Top experts in the field, such as the late Stephen Hawking, Martin Rees, Stuart Russell or Ray Kurzweil agree that the greatest and the earliest existential threat that we face is not the global warming but the loss of control over the development of AI. If it becomes malicious, then it may lead to the extinction of the human species in the next few decades. Incidentally, many experts believe that by 2030 we will reach simultaneously two tipping points, if there is no fast, global effort to mitigate such threats. It is the loss of control over the development of the Artificial Intelligence and the loss of control over the man-made global warming. Therefore, if we do not have a powerful World Government in the next decade, our last hope for saving a human species might be China. And that may be the ultimate goal of the Chinese leadership’s behind this second cold war and the use of Immature Superintelligence to gain an absolute control over the world in order to save humans from themselves.

Has the Second Cold War already started?

In summary, I believe that the threat of converting a cold war into a hot war will not be a nuclear war, as was the ever-present risk in the first cold war, but the use of Immature Superintelligence to conquer the world.

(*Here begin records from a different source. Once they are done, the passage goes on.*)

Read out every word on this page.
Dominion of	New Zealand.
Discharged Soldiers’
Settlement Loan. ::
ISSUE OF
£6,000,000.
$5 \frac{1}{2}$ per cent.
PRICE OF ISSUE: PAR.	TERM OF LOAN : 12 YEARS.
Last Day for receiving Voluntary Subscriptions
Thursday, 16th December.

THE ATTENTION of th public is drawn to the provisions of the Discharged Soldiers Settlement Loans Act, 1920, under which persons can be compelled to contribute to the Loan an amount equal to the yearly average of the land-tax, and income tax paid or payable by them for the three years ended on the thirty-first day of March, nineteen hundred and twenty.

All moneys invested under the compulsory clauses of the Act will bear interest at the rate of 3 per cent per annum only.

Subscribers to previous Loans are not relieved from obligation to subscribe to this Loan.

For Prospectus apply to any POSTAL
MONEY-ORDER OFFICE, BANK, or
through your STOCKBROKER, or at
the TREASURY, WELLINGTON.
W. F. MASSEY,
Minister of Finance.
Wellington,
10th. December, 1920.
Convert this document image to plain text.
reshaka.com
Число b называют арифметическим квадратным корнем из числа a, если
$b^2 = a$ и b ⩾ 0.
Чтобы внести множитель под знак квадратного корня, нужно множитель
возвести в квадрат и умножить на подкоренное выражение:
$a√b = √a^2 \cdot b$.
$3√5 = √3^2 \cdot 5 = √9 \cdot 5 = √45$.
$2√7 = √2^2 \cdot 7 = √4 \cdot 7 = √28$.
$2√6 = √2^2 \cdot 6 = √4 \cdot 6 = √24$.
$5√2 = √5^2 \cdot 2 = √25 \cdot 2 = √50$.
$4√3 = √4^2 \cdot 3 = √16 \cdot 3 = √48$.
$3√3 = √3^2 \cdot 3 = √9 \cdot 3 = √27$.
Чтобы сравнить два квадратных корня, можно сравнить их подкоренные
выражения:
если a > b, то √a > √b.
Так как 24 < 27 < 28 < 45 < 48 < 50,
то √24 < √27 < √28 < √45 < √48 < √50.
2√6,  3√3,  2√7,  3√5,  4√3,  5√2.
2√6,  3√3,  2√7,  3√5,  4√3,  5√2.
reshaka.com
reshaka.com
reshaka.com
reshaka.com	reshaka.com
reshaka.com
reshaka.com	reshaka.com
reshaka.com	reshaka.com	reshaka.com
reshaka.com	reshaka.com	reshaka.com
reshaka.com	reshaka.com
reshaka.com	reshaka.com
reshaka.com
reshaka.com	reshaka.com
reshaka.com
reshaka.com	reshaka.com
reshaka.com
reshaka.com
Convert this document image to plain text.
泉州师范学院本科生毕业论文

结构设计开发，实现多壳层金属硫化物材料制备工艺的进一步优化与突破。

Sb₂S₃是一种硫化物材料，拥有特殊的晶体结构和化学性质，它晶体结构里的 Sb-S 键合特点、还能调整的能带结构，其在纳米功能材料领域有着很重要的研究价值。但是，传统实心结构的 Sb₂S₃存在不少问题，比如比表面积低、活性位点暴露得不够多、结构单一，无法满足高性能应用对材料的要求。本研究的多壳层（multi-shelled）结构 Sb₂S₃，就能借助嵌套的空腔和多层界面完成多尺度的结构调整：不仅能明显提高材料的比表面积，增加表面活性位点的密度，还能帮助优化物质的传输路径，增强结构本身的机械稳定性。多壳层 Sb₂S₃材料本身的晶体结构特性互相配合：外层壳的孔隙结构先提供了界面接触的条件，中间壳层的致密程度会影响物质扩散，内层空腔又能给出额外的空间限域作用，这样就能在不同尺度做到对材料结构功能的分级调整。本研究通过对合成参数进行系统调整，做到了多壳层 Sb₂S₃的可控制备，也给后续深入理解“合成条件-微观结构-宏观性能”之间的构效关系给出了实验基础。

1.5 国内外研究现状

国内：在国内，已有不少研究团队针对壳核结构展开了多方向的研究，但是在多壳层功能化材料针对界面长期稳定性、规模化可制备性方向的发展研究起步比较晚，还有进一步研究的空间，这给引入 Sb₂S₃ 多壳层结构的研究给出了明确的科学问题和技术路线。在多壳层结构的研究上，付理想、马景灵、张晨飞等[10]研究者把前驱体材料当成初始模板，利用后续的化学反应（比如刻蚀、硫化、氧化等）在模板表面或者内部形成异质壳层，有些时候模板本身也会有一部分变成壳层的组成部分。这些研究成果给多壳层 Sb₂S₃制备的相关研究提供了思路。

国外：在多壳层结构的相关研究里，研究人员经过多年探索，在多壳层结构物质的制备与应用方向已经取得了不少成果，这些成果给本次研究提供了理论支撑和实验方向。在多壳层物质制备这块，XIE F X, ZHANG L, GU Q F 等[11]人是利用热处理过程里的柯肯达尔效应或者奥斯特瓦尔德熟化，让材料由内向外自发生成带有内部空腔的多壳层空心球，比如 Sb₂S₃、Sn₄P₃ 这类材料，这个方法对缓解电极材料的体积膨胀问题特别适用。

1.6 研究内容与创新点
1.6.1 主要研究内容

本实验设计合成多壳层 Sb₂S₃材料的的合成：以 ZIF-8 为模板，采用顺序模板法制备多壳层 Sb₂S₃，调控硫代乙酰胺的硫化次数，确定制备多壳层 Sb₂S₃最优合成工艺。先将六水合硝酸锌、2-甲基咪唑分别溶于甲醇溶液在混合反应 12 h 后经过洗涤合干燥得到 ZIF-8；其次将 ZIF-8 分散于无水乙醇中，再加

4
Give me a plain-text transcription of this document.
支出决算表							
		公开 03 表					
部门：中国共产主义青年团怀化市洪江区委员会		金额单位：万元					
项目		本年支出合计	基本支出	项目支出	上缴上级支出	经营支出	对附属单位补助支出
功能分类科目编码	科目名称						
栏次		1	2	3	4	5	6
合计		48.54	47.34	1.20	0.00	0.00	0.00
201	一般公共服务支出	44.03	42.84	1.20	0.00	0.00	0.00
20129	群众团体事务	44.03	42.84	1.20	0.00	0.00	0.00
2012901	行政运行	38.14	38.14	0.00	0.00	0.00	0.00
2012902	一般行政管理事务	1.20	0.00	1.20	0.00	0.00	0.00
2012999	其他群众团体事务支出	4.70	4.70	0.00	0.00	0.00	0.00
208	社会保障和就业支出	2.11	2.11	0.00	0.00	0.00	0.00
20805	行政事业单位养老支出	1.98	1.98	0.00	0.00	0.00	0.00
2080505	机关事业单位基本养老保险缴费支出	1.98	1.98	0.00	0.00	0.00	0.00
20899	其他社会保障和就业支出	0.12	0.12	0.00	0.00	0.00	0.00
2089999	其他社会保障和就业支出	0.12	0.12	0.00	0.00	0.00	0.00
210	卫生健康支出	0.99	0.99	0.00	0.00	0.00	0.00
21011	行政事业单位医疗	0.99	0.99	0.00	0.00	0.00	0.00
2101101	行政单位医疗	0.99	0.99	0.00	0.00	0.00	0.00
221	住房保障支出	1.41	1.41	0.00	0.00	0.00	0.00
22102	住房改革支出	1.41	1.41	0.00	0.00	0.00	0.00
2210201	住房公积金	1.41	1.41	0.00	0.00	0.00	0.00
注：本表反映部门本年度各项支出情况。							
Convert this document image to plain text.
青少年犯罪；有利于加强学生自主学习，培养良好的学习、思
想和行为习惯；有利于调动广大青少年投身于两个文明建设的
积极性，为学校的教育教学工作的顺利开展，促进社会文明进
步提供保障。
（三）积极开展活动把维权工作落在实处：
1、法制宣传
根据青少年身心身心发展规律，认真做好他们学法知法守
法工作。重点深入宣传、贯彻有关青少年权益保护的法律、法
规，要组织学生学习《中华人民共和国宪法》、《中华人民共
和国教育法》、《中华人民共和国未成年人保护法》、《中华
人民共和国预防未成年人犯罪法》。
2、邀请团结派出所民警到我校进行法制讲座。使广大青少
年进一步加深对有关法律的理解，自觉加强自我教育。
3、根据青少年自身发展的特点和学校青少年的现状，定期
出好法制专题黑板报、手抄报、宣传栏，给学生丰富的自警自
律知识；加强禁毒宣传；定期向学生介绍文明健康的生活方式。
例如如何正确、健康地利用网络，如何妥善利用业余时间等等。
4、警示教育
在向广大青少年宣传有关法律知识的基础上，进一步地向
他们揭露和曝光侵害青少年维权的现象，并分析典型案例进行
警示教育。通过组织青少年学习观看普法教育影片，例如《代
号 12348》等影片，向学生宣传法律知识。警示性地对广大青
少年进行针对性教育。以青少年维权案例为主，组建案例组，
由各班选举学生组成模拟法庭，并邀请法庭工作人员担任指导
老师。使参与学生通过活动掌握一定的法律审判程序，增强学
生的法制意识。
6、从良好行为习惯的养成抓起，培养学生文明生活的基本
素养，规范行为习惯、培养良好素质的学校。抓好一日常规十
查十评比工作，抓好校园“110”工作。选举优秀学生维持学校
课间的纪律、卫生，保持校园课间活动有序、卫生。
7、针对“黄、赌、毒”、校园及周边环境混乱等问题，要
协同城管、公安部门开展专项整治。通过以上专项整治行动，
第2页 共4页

However, like the SALT I Treaty between President Jimmy Carter and the Soviet Union’s Leonid Brezhnev in the 1970’, which limited the number of nuclear warheads, this time it will be something, which I call ‘the AI Supremacist’s Dilemma,’ that may bring the warring parties to their senses. It points clearly that the best result for the two contenders in the second cold war is co-operation, since even a win, may only be a temporary one, should its aim be to gain an absolute power for its own sake, killing millions of people. The side effect would be the creation of an evil Superintelligence, which would in a longer-term ultimately lead to the annihilation of the Supremacist’s nation as well as all humans. Therefore, what may happen in the end is that the second cold war might be the last one of any wars.